His son SAMUEL (1878–1949) was a rabbinic and Oriental scholar. Born in Vilna, Samuel studied with his father and at the Berlin Rabbinical Seminary. After serving as rabbi at Sunderland, England, Daiches became lecturer in Bible, Talmud, and Midrash at Jews' College, London, in 1908. He also took an active part in the work of B'nai B'rith, the Anglo-Jewish Association, the British Board of Deputies, the Jewish Agency, and Jewish relief organizations.

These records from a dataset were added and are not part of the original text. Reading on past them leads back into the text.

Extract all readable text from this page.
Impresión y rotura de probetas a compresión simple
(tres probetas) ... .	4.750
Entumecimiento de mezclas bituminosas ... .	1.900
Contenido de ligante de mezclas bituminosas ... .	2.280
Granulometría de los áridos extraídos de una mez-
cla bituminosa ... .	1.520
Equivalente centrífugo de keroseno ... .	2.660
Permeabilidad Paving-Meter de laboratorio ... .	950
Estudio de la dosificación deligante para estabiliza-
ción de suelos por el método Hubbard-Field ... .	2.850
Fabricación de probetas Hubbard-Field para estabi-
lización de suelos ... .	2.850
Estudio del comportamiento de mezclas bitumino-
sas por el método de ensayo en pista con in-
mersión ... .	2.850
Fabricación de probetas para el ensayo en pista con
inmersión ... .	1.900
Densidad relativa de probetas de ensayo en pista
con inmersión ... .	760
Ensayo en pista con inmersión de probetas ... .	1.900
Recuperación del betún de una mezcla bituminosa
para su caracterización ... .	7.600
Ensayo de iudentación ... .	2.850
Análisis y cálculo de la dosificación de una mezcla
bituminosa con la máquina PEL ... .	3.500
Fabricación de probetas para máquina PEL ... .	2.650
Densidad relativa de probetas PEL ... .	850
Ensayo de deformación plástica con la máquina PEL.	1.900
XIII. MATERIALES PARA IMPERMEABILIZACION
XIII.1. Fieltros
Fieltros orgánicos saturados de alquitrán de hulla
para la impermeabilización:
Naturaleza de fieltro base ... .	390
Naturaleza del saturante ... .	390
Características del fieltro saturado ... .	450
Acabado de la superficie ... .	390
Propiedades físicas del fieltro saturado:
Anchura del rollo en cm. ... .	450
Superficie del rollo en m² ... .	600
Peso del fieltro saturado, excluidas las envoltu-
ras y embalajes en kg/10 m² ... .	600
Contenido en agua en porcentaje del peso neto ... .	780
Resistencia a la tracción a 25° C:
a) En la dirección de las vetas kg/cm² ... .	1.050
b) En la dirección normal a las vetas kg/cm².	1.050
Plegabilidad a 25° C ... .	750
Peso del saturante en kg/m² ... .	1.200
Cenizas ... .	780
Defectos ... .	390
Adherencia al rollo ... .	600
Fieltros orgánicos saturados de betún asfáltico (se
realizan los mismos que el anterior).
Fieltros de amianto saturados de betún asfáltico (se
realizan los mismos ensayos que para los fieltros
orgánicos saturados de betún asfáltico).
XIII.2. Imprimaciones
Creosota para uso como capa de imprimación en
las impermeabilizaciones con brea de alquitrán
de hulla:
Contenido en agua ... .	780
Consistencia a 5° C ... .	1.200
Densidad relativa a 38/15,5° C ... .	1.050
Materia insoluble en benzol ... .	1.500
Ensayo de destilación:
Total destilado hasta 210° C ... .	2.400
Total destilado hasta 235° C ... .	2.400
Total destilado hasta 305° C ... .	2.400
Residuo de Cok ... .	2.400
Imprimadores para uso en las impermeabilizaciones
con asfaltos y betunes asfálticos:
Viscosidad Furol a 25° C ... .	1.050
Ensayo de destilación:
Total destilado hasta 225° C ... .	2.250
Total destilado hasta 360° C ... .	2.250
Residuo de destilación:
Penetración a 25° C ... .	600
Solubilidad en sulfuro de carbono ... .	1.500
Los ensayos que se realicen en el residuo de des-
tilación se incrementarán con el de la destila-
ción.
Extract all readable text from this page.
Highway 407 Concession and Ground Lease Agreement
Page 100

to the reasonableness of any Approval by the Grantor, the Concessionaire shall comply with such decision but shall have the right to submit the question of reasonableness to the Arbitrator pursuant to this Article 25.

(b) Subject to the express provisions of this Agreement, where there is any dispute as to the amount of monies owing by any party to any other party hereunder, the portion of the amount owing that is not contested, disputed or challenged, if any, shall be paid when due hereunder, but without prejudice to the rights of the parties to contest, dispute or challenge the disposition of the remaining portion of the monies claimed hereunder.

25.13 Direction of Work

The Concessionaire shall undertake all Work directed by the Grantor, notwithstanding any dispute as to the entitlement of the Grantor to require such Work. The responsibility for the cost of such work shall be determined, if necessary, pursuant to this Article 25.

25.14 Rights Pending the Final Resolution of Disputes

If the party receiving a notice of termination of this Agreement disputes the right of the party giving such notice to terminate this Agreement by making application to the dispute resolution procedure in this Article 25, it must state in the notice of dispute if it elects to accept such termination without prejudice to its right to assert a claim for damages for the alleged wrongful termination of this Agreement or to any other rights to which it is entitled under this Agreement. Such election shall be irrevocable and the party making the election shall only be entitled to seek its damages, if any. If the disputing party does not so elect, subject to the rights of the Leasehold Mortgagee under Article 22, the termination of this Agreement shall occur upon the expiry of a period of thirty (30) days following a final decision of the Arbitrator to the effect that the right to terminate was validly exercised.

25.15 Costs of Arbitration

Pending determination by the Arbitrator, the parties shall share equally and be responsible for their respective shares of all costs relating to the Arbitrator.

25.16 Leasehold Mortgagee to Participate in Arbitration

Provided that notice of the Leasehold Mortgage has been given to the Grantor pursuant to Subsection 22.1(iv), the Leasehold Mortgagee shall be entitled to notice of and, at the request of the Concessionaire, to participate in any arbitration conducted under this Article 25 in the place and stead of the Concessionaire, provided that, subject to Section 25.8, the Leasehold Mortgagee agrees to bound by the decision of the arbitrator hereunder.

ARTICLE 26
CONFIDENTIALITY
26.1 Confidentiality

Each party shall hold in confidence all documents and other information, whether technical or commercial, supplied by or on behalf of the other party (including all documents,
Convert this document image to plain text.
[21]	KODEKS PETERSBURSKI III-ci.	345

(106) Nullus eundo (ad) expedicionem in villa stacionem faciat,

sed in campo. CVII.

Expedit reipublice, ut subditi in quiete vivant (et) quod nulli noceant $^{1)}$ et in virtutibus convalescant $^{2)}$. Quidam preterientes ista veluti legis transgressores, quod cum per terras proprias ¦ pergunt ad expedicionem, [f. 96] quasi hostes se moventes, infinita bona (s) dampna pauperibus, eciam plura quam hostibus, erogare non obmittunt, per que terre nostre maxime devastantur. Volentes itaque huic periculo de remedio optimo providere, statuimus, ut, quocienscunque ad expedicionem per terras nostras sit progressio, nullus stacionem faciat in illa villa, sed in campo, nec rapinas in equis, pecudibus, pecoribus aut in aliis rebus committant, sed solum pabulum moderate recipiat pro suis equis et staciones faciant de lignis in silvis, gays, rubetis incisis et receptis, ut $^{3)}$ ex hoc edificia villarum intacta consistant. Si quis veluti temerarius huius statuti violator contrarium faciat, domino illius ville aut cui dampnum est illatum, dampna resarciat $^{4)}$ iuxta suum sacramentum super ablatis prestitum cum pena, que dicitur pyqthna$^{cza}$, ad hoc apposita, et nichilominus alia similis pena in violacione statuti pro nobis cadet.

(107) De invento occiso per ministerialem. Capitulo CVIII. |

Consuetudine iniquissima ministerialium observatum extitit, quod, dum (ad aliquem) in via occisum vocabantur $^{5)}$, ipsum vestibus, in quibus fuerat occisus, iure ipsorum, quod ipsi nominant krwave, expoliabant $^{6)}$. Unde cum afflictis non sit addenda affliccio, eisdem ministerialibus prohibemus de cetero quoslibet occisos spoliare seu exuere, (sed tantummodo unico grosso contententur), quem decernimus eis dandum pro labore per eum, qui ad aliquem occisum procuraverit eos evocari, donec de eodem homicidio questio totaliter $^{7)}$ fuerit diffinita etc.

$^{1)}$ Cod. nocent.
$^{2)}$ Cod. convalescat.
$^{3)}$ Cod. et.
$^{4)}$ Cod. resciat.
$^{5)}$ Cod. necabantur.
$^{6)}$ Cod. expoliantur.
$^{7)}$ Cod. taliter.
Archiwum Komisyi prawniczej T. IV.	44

In his earlier days Daiches published works on Babylonian antiquity and its influence on Judaism, including Altbabylonische Rechtsurkunden
SALIS (1880–1945), another son of Israel Ḥayyim, was also a rabbi and author. Like his brother, he was born in Vilna and received his rabbinic education from his father and at the Berlin Rabbinical Seminary. After serving as rabbi at Hull and Sunderland, England, he went to Edinburgh (1918), where he became the spiritual leader and spokesman of Scottish Jewry. He too was active in B'nai B'rith and the Zionist movement. He published a volume of selected essays, Aspects of Judaism (1928), and was one of the translators of the Soncino Talmud. David *Daiches (1912–2005), writer and critic, was his son.
BIBLIOGRAPHY:
Israelsham-Weindow (eds.), Ye Are My Witnesses (1936), foreword by J.H. Hertz; Essays and Addresses (1955), with a memoir by G. Webber; Epstein, in: S. Federbush (ed.), Ḥokhmat Yisrael be-Ma'arav Eiropah, 1 (1958), 500–1; D. Daiches, Two Worlds: An Edinburgh Jewish Childhood (1956).